Raising Cane Night Shift Employees Owed Wages for Off-the-Clock Work, Lawsuit Alleges
by Erin Shaak
Decuir v. CRM Development Company et al.
Filed: March 10, 2021 ◆§ 1:21-cv-00040
A lawsuit claims Raising Cane restaurants’ timekeeping system clocks out night shift employees at 4:30 AM regardless of whether they’ve had to continue working.
A proposed class and collective action claims Raising Cane nightshift workers are owed unpaid wages as a result of the restaurant’s SabreTooth timekeeping system clocking out the employees at 4:30 a.m. regardless of whether they’ve had to continue working.
According to the lawsuit, defendants CRM Development Company and Dropping Bird 16, LLC, the operators of 17 Raising Cane fast food locations across Kentucky and South Carolina, owe night shift employees unpaid straight-time and time-and-a-half overtime wages for hours worked off-the-clock.
The plaintiff, who worked at the defendants’ Bowling Green, Kentucky location between December 2019 and November 2020, says he and other night shift employees were responsible for handling crewmember and customer situations, monitoring cleanliness and maintenance, and cleaning the restaurant. Per the lawsuit, the plaintiff and similarly situated employees typically worked at least 40 on-the-clock hours each week but regularly worked three to five additional hours off the clock.

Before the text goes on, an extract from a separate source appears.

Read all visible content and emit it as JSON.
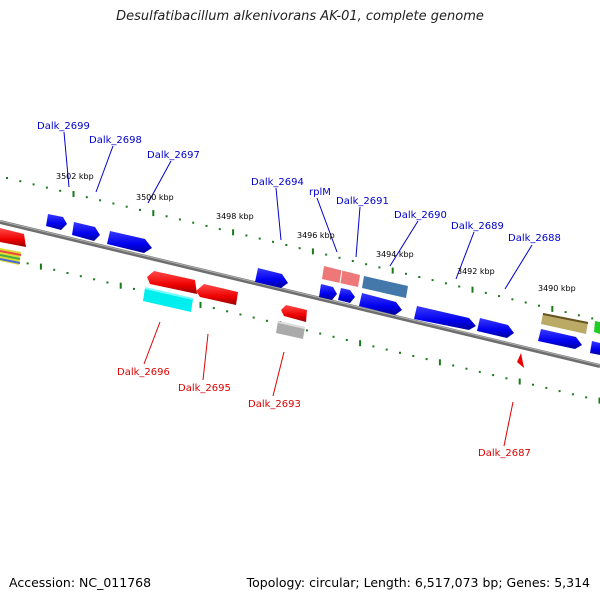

The defendants’ alleged labor law violations stem from their use of the SabreTooth timekeeping system, which the lawsuit says shuts down at 4:30 a.m. every morning and automatically clocks out all workers. Despite knowing of the SabreTooth system’s daily shutdown time, the defendants still scheduled night shift employees to work past 4:30 in the morning without informing them that they will be automatically clocked out, the suit alleges. Per the case, workers are regularly scheduled to work from 3:00 p.m. to either 7:00 a.m. or 9:00 a.m. the next day yet are not compensated for time worked past 4:30 a.m.

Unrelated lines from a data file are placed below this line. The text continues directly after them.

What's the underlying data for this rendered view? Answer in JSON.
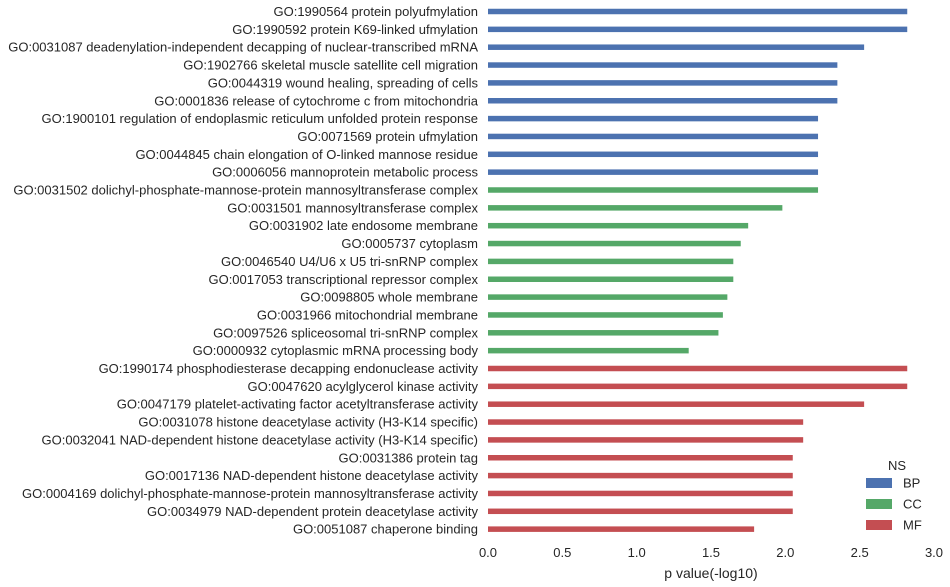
{
  "chart_data": {
    "type": "bar",
    "orientation": "horizontal",
    "xlabel": "p value(-log10)",
    "xlim": [
      0.0,
      3.0
    ],
    "xticks": [
      "0.0",
      "0.5",
      "1.0",
      "1.5",
      "2.0",
      "2.5",
      "3.0"
    ],
    "grid": false,
    "legend": {
      "title": "NS",
      "placement": "lower-right",
      "entries": [
        {
          "name": "BP",
          "color": "#4c72b0"
        },
        {
          "name": "CC",
          "color": "#55a868"
        },
        {
          "name": "MF",
          "color": "#c44e52"
        }
      ]
    },
    "categories": [
      "GO:1990564 protein polyufmylation",
      "GO:1990592 protein K69-linked ufmylation",
      "GO:0031087 deadenylation-independent decapping of nuclear-transcribed mRNA",
      "GO:1902766 skeletal muscle satellite cell migration",
      "GO:0044319 wound healing, spreading of cells",
      "GO:0001836 release of cytochrome c from mitochondria",
      "GO:1900101 regulation of endoplasmic reticulum unfolded protein response",
      "GO:0071569 protein ufmylation",
      "GO:0044845 chain elongation of O-linked mannose residue",
      "GO:0006056 mannoprotein metabolic process",
      "GO:0031502 dolichyl-phosphate-mannose-protein mannosyltransferase complex",
      "GO:0031501 mannosyltransferase complex",
      "GO:0031902 late endosome membrane",
      "GO:0005737 cytoplasm",
      "GO:0046540 U4/U6 x U5 tri-snRNP complex",
      "GO:0017053 transcriptional repressor complex",
      "GO:0098805 whole membrane",
      "GO:0031966 mitochondrial membrane",
      "GO:0097526 spliceosomal tri-snRNP complex",
      "GO:0000932 cytoplasmic mRNA processing body",
      "GO:1990174 phosphodiesterase decapping endonuclease activity",
      "GO:0047620 acylglycerol kinase activity",
      "GO:0047179 platelet-activating factor acetyltransferase activity",
      "GO:0031078 histone deacetylase activity (H3-K14 specific)",
      "GO:0032041 NAD-dependent histone deacetylase activity (H3-K14 specific)",
      "GO:0031386 protein tag",
      "GO:0017136 NAD-dependent histone deacetylase activity",
      "GO:0004169 dolichyl-phosphate-mannose-protein mannosyltransferase activity",
      "GO:0034979 NAD-dependent protein deacetylase activity",
      "GO:0051087 chaperone binding"
    ],
    "groups": [
      "BP",
      "BP",
      "BP",
      "BP",
      "BP",
      "BP",
      "BP",
      "BP",
      "BP",
      "BP",
      "CC",
      "CC",
      "CC",
      "CC",
      "CC",
      "CC",
      "CC",
      "CC",
      "CC",
      "CC",
      "MF",
      "MF",
      "MF",
      "MF",
      "MF",
      "MF",
      "MF",
      "MF",
      "MF",
      "MF"
    ],
    "values": [
      2.82,
      2.82,
      2.53,
      2.35,
      2.35,
      2.35,
      2.22,
      2.22,
      2.22,
      2.22,
      2.22,
      1.98,
      1.75,
      1.7,
      1.65,
      1.65,
      1.61,
      1.58,
      1.55,
      1.35,
      2.82,
      2.82,
      2.53,
      2.12,
      2.12,
      2.05,
      2.05,
      2.05,
      2.05,
      1.79
    ]
  }
}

The plaintiff says he discussed the issue with his manager after he discovered his shorted hours and was told by the manager that he knew of SabreTooth’s shutdown feature and that the timekeeping system “was not designed for employees to be on the clock all night.”
The case claims the defendants’ corporate policies have caused workers to be owed unpaid straight-time and overtime wages in accordance with state and federal law.